In most cases, the administration advises individuals to wait until age 67 to request and receive retirement benefits. Currently, individuals desiring to do so, can take these payments as early as age 62. While the amount of monthly benefits is decreased, it can often be more beneficial to do so.
One reason this is the case is that there are no deductions towards Medicare premiums at age 62, as is the case at and after age 67. Whereas, the government continues to discuss changing the retirement age to 72. As a result, those waiting until age 67, might very well have to wait even longer, thus receiving fewer payments between age 72 and the time of death.
While widows of retirement benefit recipients can take the retirement income of a deceased spouse at age 60, many are not aware of this benefit. As such, a number of spouses wait until individual benefits become available, thus having lost thousands of dollars between ages 60 and 62 or 67. The monthly payment amount in most cases is based on whom had the highest earnings. In some cases, if the widow received more than the deceased spouse, then monthly payments are based on a combined percentage.
Rules differ greatly when it comes Social Security Supplemental Income also known as SSI or Social Security Disability Insurance, SSDI. First, unlike retirement payments which repay individuals monies which have been paid into the system over time, disability payments are based on financial need. As such, many individuals receiving retirement income, whether from pensions, 401Ks, retirement plans or Social Security often do not qualify.
Both programs, SSI and SSDI are benefits paid to recipients whom are disabled and can not work or to aid in paying for insurance. As a result, these individuals must often provide a great deal more paperwork than those applying for retirement benefits. In most cases, if approved the administration will pay individuals and certain family members SSDI when qualifying. Whereas, SSI is only paid to the individual member applying for aid.

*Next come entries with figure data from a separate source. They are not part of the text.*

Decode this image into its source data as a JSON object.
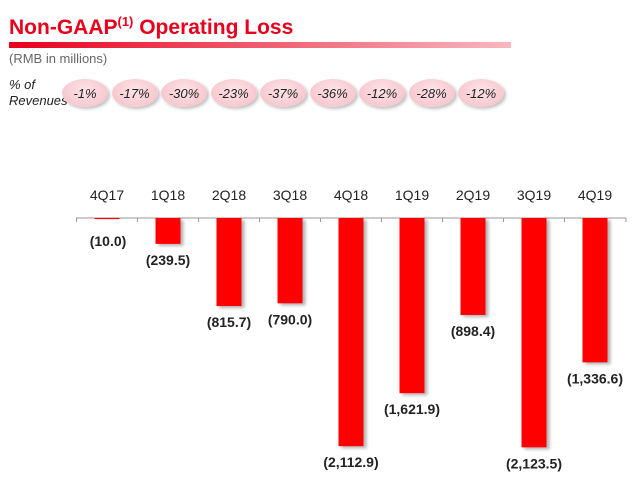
{
  "header": {
    "title": "Non-GAAP",
    "title_sup": "(1)",
    "title_rest": " Operating Loss",
    "subtitle": "(RMB in millions)"
  },
  "pct_label_line1": "% of",
  "pct_label_line2": "Revenues",
  "colors": {
    "bar": "#ff0000",
    "title": "#e8001c",
    "pill": "#f8ccd2"
  },
  "chart_data": {
    "type": "bar",
    "categories": [
      "4Q17",
      "1Q18",
      "2Q18",
      "3Q18",
      "4Q18",
      "1Q19",
      "2Q19",
      "3Q19",
      "4Q19"
    ],
    "values": [
      -10.0,
      -239.5,
      -815.7,
      -790.0,
      -2112.9,
      -1621.9,
      -898.4,
      -2123.5,
      -1336.6
    ],
    "data_labels": [
      "(10.0)",
      "(239.5)",
      "(815.7)",
      "(790.0)",
      "(2,112.9)",
      "(1,621.9)",
      "(898.4)",
      "(2,123.5)",
      "(1,336.6)"
    ],
    "pct_of_revenues": [
      "-1%",
      "-17%",
      "-30%",
      "-23%",
      "-37%",
      "-36%",
      "-12%",
      "-28%",
      "-12%"
    ],
    "title": "Non-GAAP(1) Operating Loss",
    "ylabel": "",
    "unit": "RMB in millions",
    "grid": false
  }
}
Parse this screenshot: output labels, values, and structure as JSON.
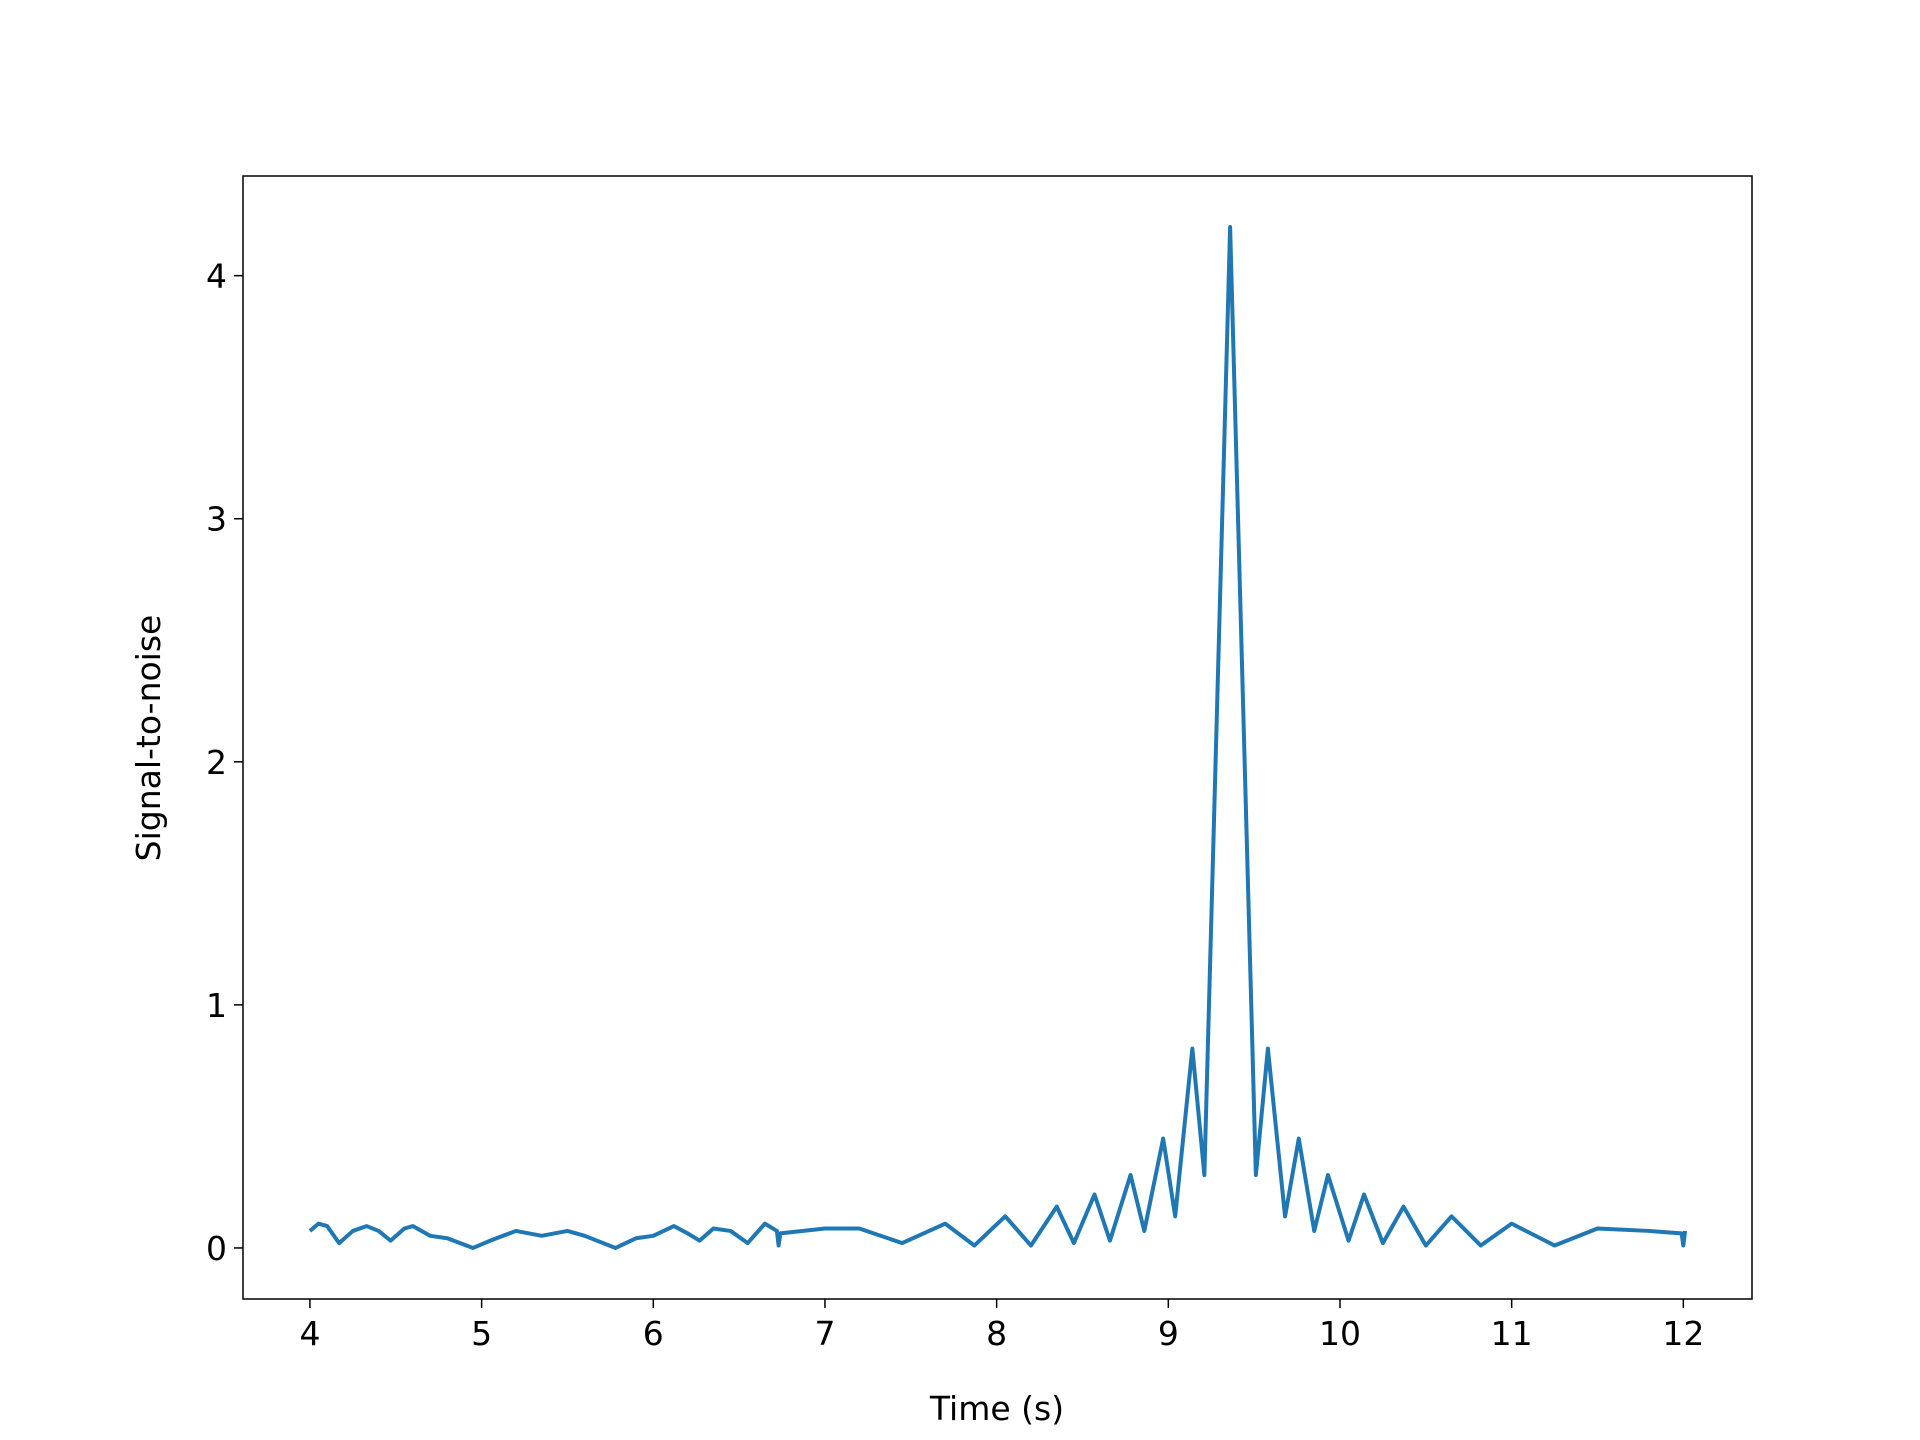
{
  "chart_data": {
    "type": "line",
    "xlabel": "Time (s)",
    "ylabel": "Signal-to-noise",
    "x": [
      4.0,
      4.05,
      4.1,
      4.17,
      4.25,
      4.33,
      4.4,
      4.47,
      4.55,
      4.6,
      4.7,
      4.8,
      4.95,
      5.05,
      5.2,
      5.35,
      5.5,
      5.6,
      5.78,
      5.9,
      6.0,
      6.12,
      6.2,
      6.27,
      6.35,
      6.45,
      6.55,
      6.65,
      6.72,
      6.73,
      6.74,
      7.0,
      7.2,
      7.45,
      7.7,
      7.87,
      8.05,
      8.2,
      8.35,
      8.45,
      8.57,
      8.66,
      8.78,
      8.86,
      8.97,
      9.04,
      9.14,
      9.21,
      9.36,
      9.51,
      9.58,
      9.68,
      9.76,
      9.85,
      9.93,
      10.05,
      10.14,
      10.25,
      10.37,
      10.5,
      10.65,
      10.82,
      11.0,
      11.25,
      11.5,
      11.8,
      11.99,
      12.0,
      12.01
    ],
    "values": [
      0.07,
      0.1,
      0.09,
      0.02,
      0.07,
      0.09,
      0.07,
      0.03,
      0.08,
      0.09,
      0.05,
      0.04,
      0.0,
      0.03,
      0.07,
      0.05,
      0.07,
      0.05,
      0.0,
      0.04,
      0.05,
      0.09,
      0.06,
      0.03,
      0.08,
      0.07,
      0.02,
      0.1,
      0.07,
      0.01,
      0.06,
      0.08,
      0.08,
      0.02,
      0.1,
      0.01,
      0.13,
      0.01,
      0.17,
      0.02,
      0.22,
      0.03,
      0.3,
      0.07,
      0.45,
      0.13,
      0.82,
      0.3,
      4.2,
      0.3,
      0.82,
      0.13,
      0.45,
      0.07,
      0.3,
      0.03,
      0.22,
      0.02,
      0.17,
      0.01,
      0.13,
      0.01,
      0.1,
      0.01,
      0.08,
      0.07,
      0.06,
      0.01,
      0.07
    ],
    "color": "#1f77b4",
    "xlim": [
      3.61,
      12.4
    ],
    "xticks": [
      4,
      5,
      6,
      7,
      8,
      9,
      10,
      11,
      12
    ],
    "ylim": [
      -0.21,
      4.41
    ],
    "yticks": [
      0,
      1,
      2,
      3,
      4
    ]
  }
}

When applying for SSI or SSDI, there is a great deal more paperwork required than when filing for retirement income. As such, individuals applying for either of these programs often have to submit medical records, household expenses and all forms of income. In order to cut down on paperwork, there is a calculation tool available on the SSA gov website which individuals can use to determine eligibility based on income.

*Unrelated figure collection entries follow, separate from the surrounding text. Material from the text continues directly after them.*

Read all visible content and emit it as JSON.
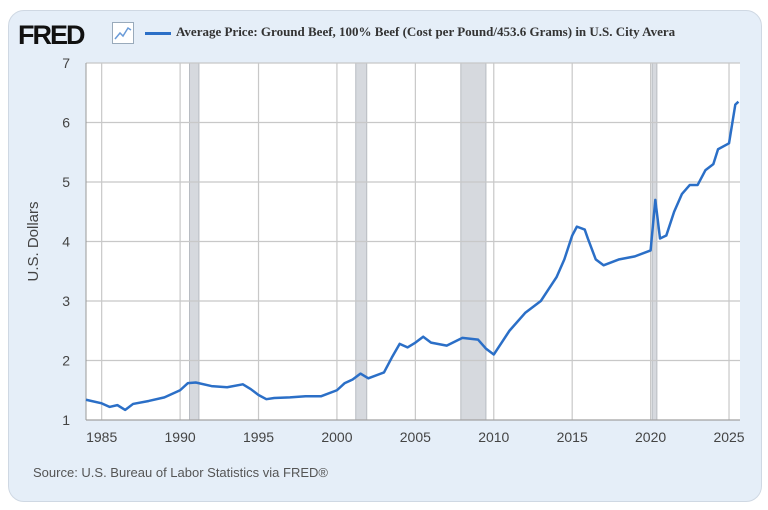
{
  "header": {
    "logo": "FRED",
    "logo_icon": "line-chart-icon",
    "title": "Average Price: Ground Beef, 100% Beef (Cost per Pound/453.6 Grams) in U.S. City Avera"
  },
  "source": "Source: U.S. Bureau of Labor Statistics via FRED®",
  "chart_data": {
    "type": "line",
    "title": "Average Price: Ground Beef, 100% Beef (Cost per Pound/453.6 Grams) in U.S. City Avera",
    "ylabel": "U.S. Dollars",
    "xlabel": "",
    "xlim": [
      1984,
      2025.7
    ],
    "ylim": [
      1,
      7
    ],
    "xticks": [
      "1985",
      "1990",
      "1995",
      "2000",
      "2005",
      "2010",
      "2015",
      "2020",
      "2025"
    ],
    "yticks": [
      "1",
      "2",
      "3",
      "4",
      "5",
      "6",
      "7"
    ],
    "grid": true,
    "line_color": "#2b6fc7",
    "recessions": [
      [
        1990.6,
        1991.2
      ],
      [
        2001.2,
        2001.9
      ],
      [
        2007.9,
        2009.5
      ],
      [
        2020.1,
        2020.4
      ]
    ],
    "series": [
      {
        "name": "Average Price: Ground Beef, 100% Beef (Cost per Pound/453.6 Grams) in U.S. City Avera",
        "x": [
          1984.0,
          1985,
          1985.5,
          1986,
          1986.5,
          1987,
          1988,
          1989,
          1990,
          1990.5,
          1991,
          1992,
          1993,
          1994,
          1994.5,
          1995,
          1995.5,
          1996,
          1997,
          1998,
          1999,
          2000,
          2000.5,
          2001,
          2001.5,
          2002,
          2003,
          2003.5,
          2004,
          2004.5,
          2005,
          2005.5,
          2006,
          2007,
          2008,
          2009,
          2009.5,
          2010,
          2010.5,
          2011,
          2012,
          2013,
          2013.5,
          2014,
          2014.5,
          2015,
          2015.3,
          2015.8,
          2016,
          2016.5,
          2017,
          2018,
          2019,
          2020,
          2020.3,
          2020.6,
          2021,
          2021.5,
          2022,
          2022.5,
          2023,
          2023.5,
          2024,
          2024.3,
          2025,
          2025.4,
          2025.6
        ],
        "y": [
          1.34,
          1.28,
          1.22,
          1.25,
          1.17,
          1.27,
          1.32,
          1.38,
          1.5,
          1.62,
          1.63,
          1.57,
          1.55,
          1.6,
          1.52,
          1.42,
          1.35,
          1.37,
          1.38,
          1.4,
          1.4,
          1.5,
          1.62,
          1.68,
          1.78,
          1.7,
          1.8,
          2.05,
          2.28,
          2.22,
          2.3,
          2.4,
          2.3,
          2.25,
          2.38,
          2.35,
          2.2,
          2.1,
          2.3,
          2.5,
          2.8,
          3.0,
          3.2,
          3.4,
          3.7,
          4.1,
          4.25,
          4.2,
          4.05,
          3.7,
          3.6,
          3.7,
          3.75,
          3.85,
          4.7,
          4.05,
          4.1,
          4.5,
          4.8,
          4.95,
          4.95,
          5.2,
          5.3,
          5.55,
          5.65,
          6.3,
          6.35
        ]
      }
    ]
  }
}
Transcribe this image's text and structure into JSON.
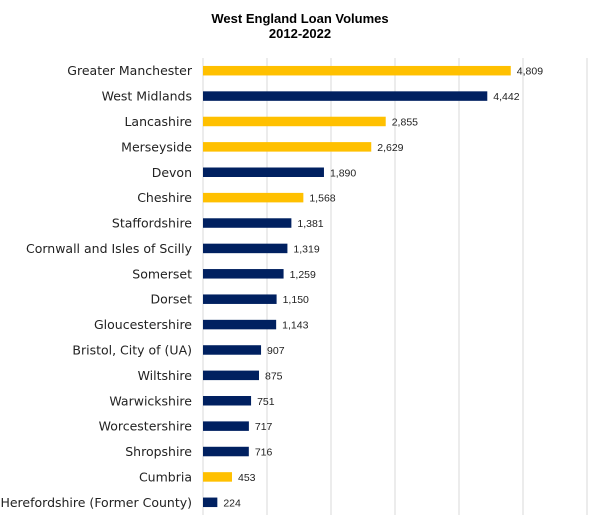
{
  "chart_data": {
    "type": "bar",
    "orientation": "horizontal",
    "title": "West England Loan Volumes",
    "subtitle": "2012-2022",
    "xlim": [
      0,
      6000
    ],
    "grid": true,
    "categories": [
      "Greater Manchester",
      "West Midlands",
      "Lancashire",
      "Merseyside",
      "Devon",
      "Cheshire",
      "Staffordshire",
      "Cornwall and Isles of Scilly",
      "Somerset",
      "Dorset",
      "Gloucestershire",
      "Bristol, City of (UA)",
      "Wiltshire",
      "Warwickshire",
      "Worcestershire",
      "Shropshire",
      "Cumbria",
      "Herefordshire (Former County)"
    ],
    "values": [
      4809,
      4442,
      2855,
      2629,
      1890,
      1568,
      1381,
      1319,
      1259,
      1150,
      1143,
      907,
      875,
      751,
      717,
      716,
      453,
      224
    ],
    "value_labels": [
      "4,809",
      "4,442",
      "2,855",
      "2,629",
      "1,890",
      "1,568",
      "1,381",
      "1,319",
      "1,259",
      "1,150",
      "1,143",
      "907",
      "875",
      "751",
      "717",
      "716",
      "453",
      "224"
    ],
    "bar_colors": [
      "#FFC000",
      "#002060",
      "#FFC000",
      "#FFC000",
      "#002060",
      "#FFC000",
      "#002060",
      "#002060",
      "#002060",
      "#002060",
      "#002060",
      "#002060",
      "#002060",
      "#002060",
      "#002060",
      "#002060",
      "#FFC000",
      "#002060"
    ]
  }
}
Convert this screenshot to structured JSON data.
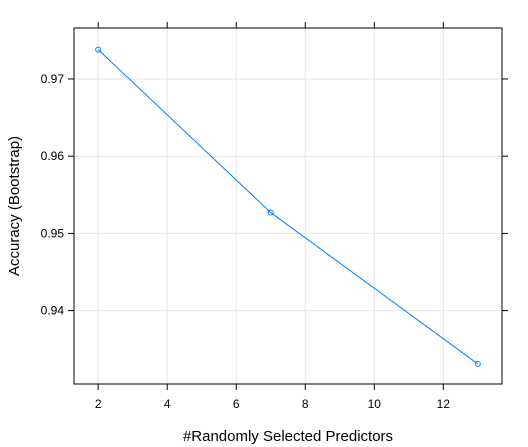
{
  "chart_data": {
    "type": "line",
    "title": "",
    "xlabel": "#Randomly Selected Predictors",
    "ylabel": "Accuracy (Bootstrap)",
    "xlim": [
      1.3,
      13.7
    ],
    "ylim": [
      0.9305,
      0.9766
    ],
    "x_ticks": [
      2,
      4,
      6,
      8,
      10,
      12
    ],
    "x_tick_labels": [
      "2",
      "4",
      "6",
      "8",
      "10",
      "12"
    ],
    "y_ticks": [
      0.94,
      0.95,
      0.96,
      0.97
    ],
    "y_tick_labels": [
      "0.94",
      "0.95",
      "0.96",
      "0.97"
    ],
    "grid": true,
    "series": [
      {
        "x": [
          2,
          7,
          13
        ],
        "y": [
          0.9738,
          0.9527,
          0.9331
        ],
        "color": "#0080ff",
        "marker": "open-circle"
      }
    ],
    "colors": {
      "line": "#0080ff",
      "grid": "#e6e6e6",
      "frame": "#000000"
    }
  }
}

If claims for either of these programs are denied, and the individual feels the decision is not justified, an Internet appeal need be filed as soon as possible. If the appeal is denied, most often an individual will need to hire an attorney working in this area of expertise in order to have a future application approved. While an individual can file a new application within a specified amount of time, especially if there are changes to circumstances or income, most often an attorney can expedite the application and approval process.